这样cfs调度器,再也不用受制于底层的时钟以及时间片分配特性,linux可以动态设置时间片长短,按照自己的方式来进行调度。
nohz其实就是托了抽象出来的clocksource和 clock_event_device的福,clocksource和 clock_event_device,这两个结构体就是时钟以及时钟行为的抽象。
先熟悉两个数据结构
struct timer_list :软件时钟,记录了软件时钟的到期时间以及到期后要执行的操作。

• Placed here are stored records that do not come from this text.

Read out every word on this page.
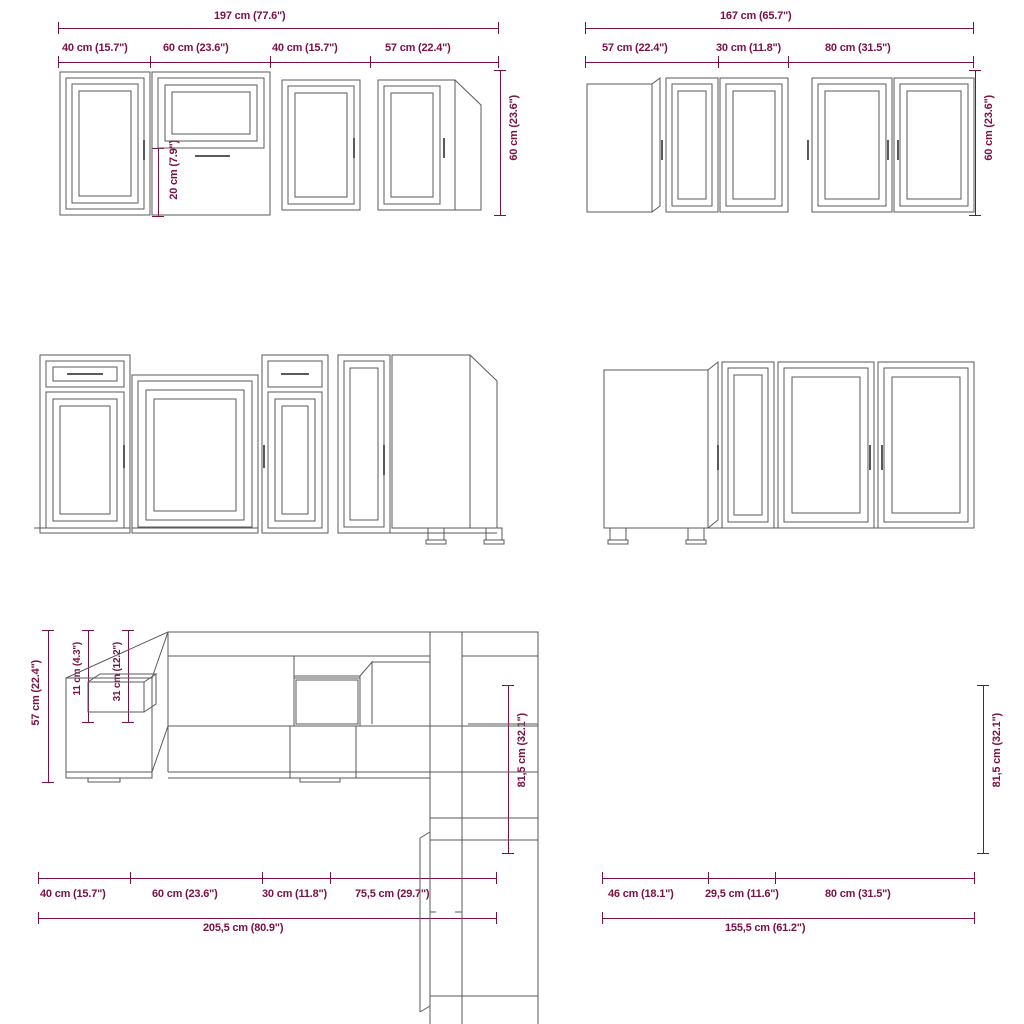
197 cm (77.6")
40 cm (15.7")	60 cm (23.6")	40 cm (15.7")	57 cm (22.4")
60 cm (23.6")
20 cm (7.9")
167 cm (65.7")
57 cm (22.4")	30 cm (11.8")	80 cm (31.5")
60 cm (23.6")
81,5 cm (32.1")
40 cm (15.7")	60 cm (23.6")	30 cm (11.8")	75,5 cm (29.7")
205,5 cm (80.9")
81,5 cm (32.1")
46 cm (18.1")	29,5 cm (11.6")	80 cm (31.5")
155,5 cm (61.2")
57 cm (22.4")	11 cm (4.3")	31 cm (12.2")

struct tvec_base :用于组织、管理软件时钟的结构。在 SMP 系统中,每个 CPU 有一个。
struct timer_list {
struct list_head entry; //所在的链表
unsigned long expires; //到期时间,以 tick 为单位
void (*function)(unsigned long); //回调函数,到期后执行的操作
unsigned long data; //回调函数的参数
struct tvec_t_base_s *base; //记录该软件时钟所在的 struct tvec_base 变量
#ifdef CONFIG_TIMER_STATS
void *start_site;
char start_comm[16];
int start_pid;
#endif
};
struct tvec_t_base_s {
spinlock_t lock;
struct timer_list *running_timer; //正在处理的软件时钟
unsigned long timer_jiffies; //当前正在处理的软件时钟到期时间
tvec_root_t tv1; //保存了到期时间从 timer_jiffies 到 timer_jiffies + 2的8次方 之间(包括边缘值)的所有软件时钟
tvec_t tv2; //保存了到期时间从 timer_jiffies + 2的8次方 到 timer_jiffies + 2的14次方 之间(包括边缘值)的 所有软件时钟
tvec_t tv3; //14~20
tvec_t tv4; //20~26
tvec_t tv5; //26~32
} ____cacheline_aligned;
typedef struct tvec_t_base_s tvec_base_t;
//下面开始跟踪内核中timer的代码,内核版本2.6.24
/*
* This function runs timers and the timer-tq in bottom half context.
*/
static void run_timer_softirq(struct softirq_action *h) //定时器中断下半部
{
tvec_base_t *base = __get_cpu_var(tvec_bases); //取得CPU的tvec_base_t结构数据
hrtimer_run_queues(); //这里有机会切换到nohz或者hres
if (time_after_eq(jiffies, base->timer_jiffies)) //如果当前jiffies >= 定时器到期base->timer_jiffies
__run_timers(base); //运行定时器回调函数
}
/*
* Called from timer softirq every jiffy, expire hrtimers:
*
* For HRT its the fall back code to run the softirq in the timer
* softirq context in case the hrtimer initialization failed or has
* not been done yet.
*/
void hrtimer_run_queues(void)
{
struct hrtimer_cpu_base *cpu_base = &__get_cpu_var(hrtimer_bases);
int i;
if (hrtimer_hres_active())
return;
/*
* This _is_ ugly: We have to check in the softirq context,
* whether we can switch to highres and / or nohz mode. The
* clocksource switch happens in the timer interrupt with
* xtime_lock held. Notification from there only sets the
* check bit in the tick_oneshot code, otherwise we might
* deadlock vs. xtime_lock.
*/
if (tick_check_oneshot_change(!hrtimer_is_hres_enabled())) //这个if判断就是具体切换到hres或者nohz的代码
if (hrtimer_switch_to_hres())
return;
hrtimer_get_softirq_time(cpu_base);
for (i = 0; i < HRTIMER_MAX_CLOCK_BASES; i++)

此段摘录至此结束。